First, welcome to Chastity Forums. I'm glad that you noticed that we're mainly pretty normal people around here; we're proud that this is a forum where people can talk plainly and openly about the ins and outs (heh heh), the nuts and bolts (oh, stop me) and more importantly, the emotional aspects.

You're not being ganged up on, but naturally, this forum is filled with members (and their partners) that enjoy and appreciate the various aspects of orgasm denial, teasing, and "enforced" chastity. Yes, we have some people who are more into the BDSM part, but many of the folks here just use it to enhance their intimate lives. Naturally, like a lot of other [s]brainwashed zombies[/s]... er, enthusiasts, they are going to try to point out the good parts. No argument intended, I'm sure.
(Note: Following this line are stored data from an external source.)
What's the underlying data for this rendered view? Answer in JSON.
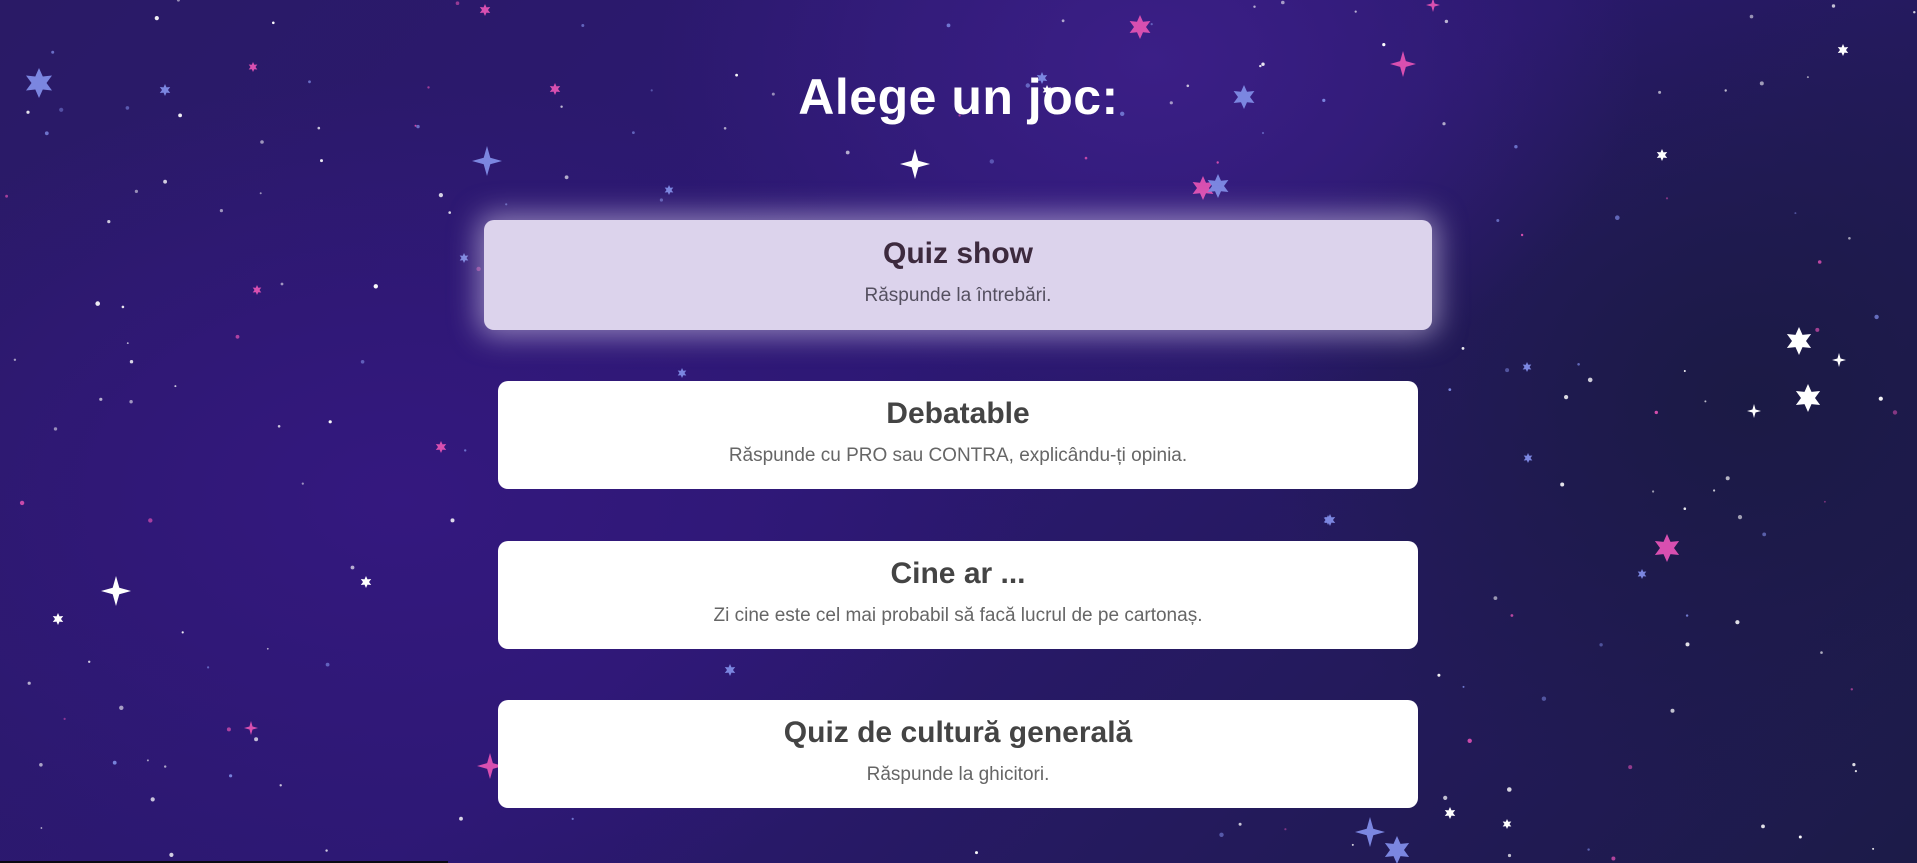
{
  "page": {
    "title": "Alege un joc:"
  },
  "games": [
    {
      "title": "Quiz show",
      "description": "Răspunde la întrebări.",
      "selected": true
    },
    {
      "title": "Debatable",
      "description": "Răspunde cu PRO sau CONTRA, explicându-ți opinia.",
      "selected": false
    },
    {
      "title": "Cine ar ...",
      "description": "Zi cine este cel mai probabil să facă lucrul de pe cartonaș.",
      "selected": false
    },
    {
      "title": "Quiz de cultură generală",
      "description": "Răspunde la ghicitori.",
      "selected": false
    }
  ],
  "theme": {
    "background": "#2c1873",
    "selected_card": "#dcd3ec",
    "card": "#ffffff",
    "star_colors": [
      "#ffffff",
      "#7b86e0",
      "#d84fb0"
    ]
  },
  "background_decoration": "starfield"
}
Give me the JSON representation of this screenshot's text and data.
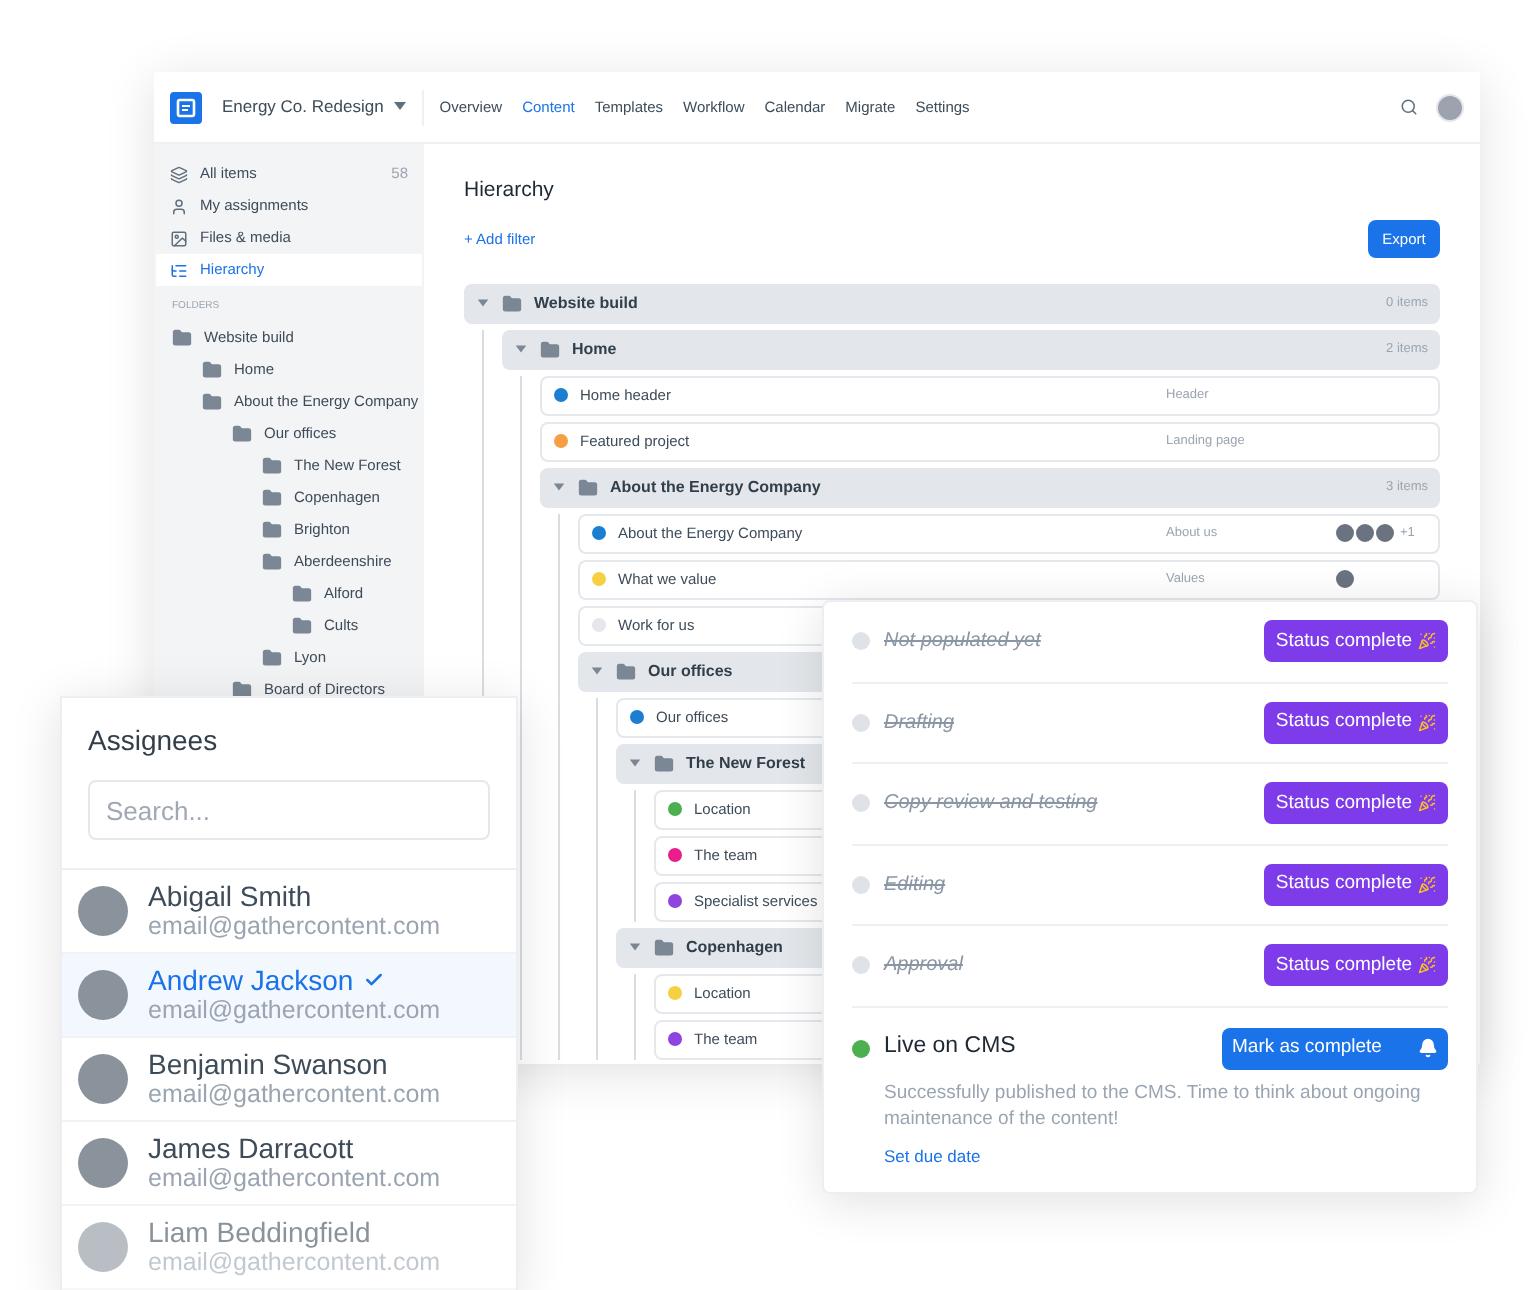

The fact that you have even bothered to check in here and engage in some discussion shows that you're at least interested in having a good intimate relationship with your husband, and that's much to your credit. If you can stand one more person weighing in on this, I'd like to mention a few things.

I'm going to go on record here to say that your husband is reading too much porn. The stuff that he mentioned, that it will make him a better husband, that he'll be more attentive, that he'll do chores, whatever, is all part of the "men need chastity to be better partners" trope that everyone runs into when exploring this. Frankly, it's bullshit. My take has always been that if you need hand $200 worth of plastic on your junk to be a better partner, then you're better off spending that money on a therapist. And by all mean, tell him that Tom Allen said this - if he's not already reading it.

It also sounds like you're getting frustrated and resentful, and no wonder. He's not presenting to you *anything* that makes doing this worth your while; rather, he's only telling you things that wank fiction has convinced him that you'll want to hear. I don't know about the rest of your relationship, but he's obviously not hearing you on this. People want to feel like they're getting something in return for doing a thing that pleases their partner. It sounds like he's presenting this in a way that is only going to be a lot of work for you. It's not the first time I've heard of this, and I"m sorry that it's happening. This is not an indictment of chastity play, it's more of some insensitivity on the part of your husband.

I can tell you, however, that there are ways to make it work for the both of you. You may not both get *everything* that you want, but trust me, it is possible for the both of you to get enough out of it to make it mutually enjoyable.

I'll stop here. If you're interested, I'll be happy to write more.